At a packed queer/trans students of color potluck in the Multicultural Community Center, “André was the only person in a full room that was going (to the conference),” Javier laments. Despite campaigning to be a voice for marginalized queer students of color, Luu systematically excluded them from attending this vital conference.
When Javier confronted Luu and his office, they allegedly denied any wrongdoing. It wasn’t until Javier reached out to the conference directly did it expand UC Berkeley’s capacity. Javier said he noticed many of UC Berkeley’s attendees were queer and/or students of color involved in the ASUC, not from organizations doing the bulk of the work to retain and support marginalized students.
Javier argues this is neglectful and damaging because “it is working to establish a system where information does not reach our communities.” Luu not only forgot about underrepresented students, but he also refused to accept his mistake, a far cry from an attentive leader.
Nguyen, now the executive director of bridges, said bridges and the RRCs only had two attendees because of Luu’s gross negligence. She said that at the conference, she and her colleague were left to address attendees’ concerns with the conference in a meeting Luu didn’t even attend.
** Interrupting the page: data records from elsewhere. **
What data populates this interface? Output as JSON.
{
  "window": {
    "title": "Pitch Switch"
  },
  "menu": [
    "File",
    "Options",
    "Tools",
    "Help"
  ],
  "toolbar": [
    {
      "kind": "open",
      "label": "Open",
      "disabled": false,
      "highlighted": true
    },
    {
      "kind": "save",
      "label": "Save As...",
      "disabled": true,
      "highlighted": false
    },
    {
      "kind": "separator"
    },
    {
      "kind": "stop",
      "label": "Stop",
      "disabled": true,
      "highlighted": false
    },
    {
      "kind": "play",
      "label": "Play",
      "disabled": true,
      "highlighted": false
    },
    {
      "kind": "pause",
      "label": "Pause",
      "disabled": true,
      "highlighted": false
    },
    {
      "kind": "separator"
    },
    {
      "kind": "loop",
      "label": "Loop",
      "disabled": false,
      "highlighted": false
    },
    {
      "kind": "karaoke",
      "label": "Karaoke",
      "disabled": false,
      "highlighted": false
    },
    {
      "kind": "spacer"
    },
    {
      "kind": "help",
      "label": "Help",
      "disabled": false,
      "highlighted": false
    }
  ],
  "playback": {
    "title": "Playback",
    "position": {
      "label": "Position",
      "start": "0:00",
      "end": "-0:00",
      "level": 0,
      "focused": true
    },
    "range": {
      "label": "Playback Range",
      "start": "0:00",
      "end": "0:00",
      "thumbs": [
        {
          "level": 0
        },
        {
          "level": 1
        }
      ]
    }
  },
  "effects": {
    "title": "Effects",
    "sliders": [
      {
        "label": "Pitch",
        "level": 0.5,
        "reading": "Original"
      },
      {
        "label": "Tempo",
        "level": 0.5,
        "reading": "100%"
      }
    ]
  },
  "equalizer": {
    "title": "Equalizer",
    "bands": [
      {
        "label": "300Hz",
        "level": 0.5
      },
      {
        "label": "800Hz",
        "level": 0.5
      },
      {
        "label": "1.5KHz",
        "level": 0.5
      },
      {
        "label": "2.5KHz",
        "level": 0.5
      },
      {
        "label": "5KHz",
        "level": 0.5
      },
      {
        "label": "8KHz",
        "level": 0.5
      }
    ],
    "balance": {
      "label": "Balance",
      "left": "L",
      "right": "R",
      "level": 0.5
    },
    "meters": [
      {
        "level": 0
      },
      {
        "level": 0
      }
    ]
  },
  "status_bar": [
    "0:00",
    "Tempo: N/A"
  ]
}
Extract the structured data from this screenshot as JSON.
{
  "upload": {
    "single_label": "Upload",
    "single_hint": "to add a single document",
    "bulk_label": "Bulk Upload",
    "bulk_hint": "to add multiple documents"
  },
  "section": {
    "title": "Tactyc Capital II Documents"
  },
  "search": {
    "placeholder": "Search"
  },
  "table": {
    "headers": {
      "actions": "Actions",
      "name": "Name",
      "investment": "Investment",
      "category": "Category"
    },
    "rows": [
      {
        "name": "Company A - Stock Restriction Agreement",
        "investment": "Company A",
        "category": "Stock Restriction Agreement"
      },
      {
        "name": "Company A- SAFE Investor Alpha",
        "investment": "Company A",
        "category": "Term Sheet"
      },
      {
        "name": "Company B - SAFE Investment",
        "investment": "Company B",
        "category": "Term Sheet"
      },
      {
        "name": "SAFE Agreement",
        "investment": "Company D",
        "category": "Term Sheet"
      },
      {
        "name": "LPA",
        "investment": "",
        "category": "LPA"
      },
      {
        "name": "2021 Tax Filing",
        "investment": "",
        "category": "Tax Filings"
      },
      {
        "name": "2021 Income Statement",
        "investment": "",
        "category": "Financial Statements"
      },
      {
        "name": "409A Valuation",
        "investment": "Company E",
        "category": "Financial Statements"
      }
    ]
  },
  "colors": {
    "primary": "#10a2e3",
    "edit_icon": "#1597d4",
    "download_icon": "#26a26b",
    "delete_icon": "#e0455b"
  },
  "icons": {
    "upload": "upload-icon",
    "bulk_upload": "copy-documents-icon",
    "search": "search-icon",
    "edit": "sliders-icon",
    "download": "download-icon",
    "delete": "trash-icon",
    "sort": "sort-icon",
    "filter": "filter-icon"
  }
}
She said Luu then attempted to set up another meeting despite knowing a Black trans woman was set to speak at the same time, disregarding the important voice these attendees had come to hear.
Months after the conference, members asked in their group chat if they would ever address the issues, including anti-Blackness, that occurred at the conference. Luu coldly replied, “Please feel free to direct (concerns) toward [email protected] or my email [email protected]”
Again, Luu pivoted away from negative criticism. Nguyen is frustrated with Luu because although “he claims to be serving people of color, Asian Americans, Southeast Asians,” she has only seen empty promises. Similarly, against Luu’s bid for president, Javier believes he “has a history of directly disregarding our community and communities of color and will continue to do so.”
This is sharp contrast to his opponent, who has proven to be a forceful advocate for marginalized students. AbdulQadir played an important role in securing the physical space for the new Fannie Lou Hamer Black Resource Center, providing “institutional knowledge, history and support” in the words of campus Black Student Union’s Internal Vice President Tayler Hughes. In the recent Fight4Spaces campaign to get QARC, bridges and RRCs out of Eshelman Hall’s basement, AbdulQadir was one of two cosponsors for the senate bill. She supported demands by affected communities to reallocate the Student Store and fifth floor of Eshleman Hall, while Luu personally told me he was against even the less legally tricky fifth-floor reallocation.
In our current resource-tight environment, we need an ASUC president who will advocate for the needs of students even when it isn’t convenient. We need leadership that can engage with criticism and remain accessible. While Luu consistently clamors to marginalized communities for votes, he has failed to stand by them in some of their most difficult times. For these reasons, André Luu is clearly the wrong choice for ASUC president.
Amir Amerian is a campus junior and is president of Out for Business at Berkeley and co-vice president of equity at Berkeley Investment Group.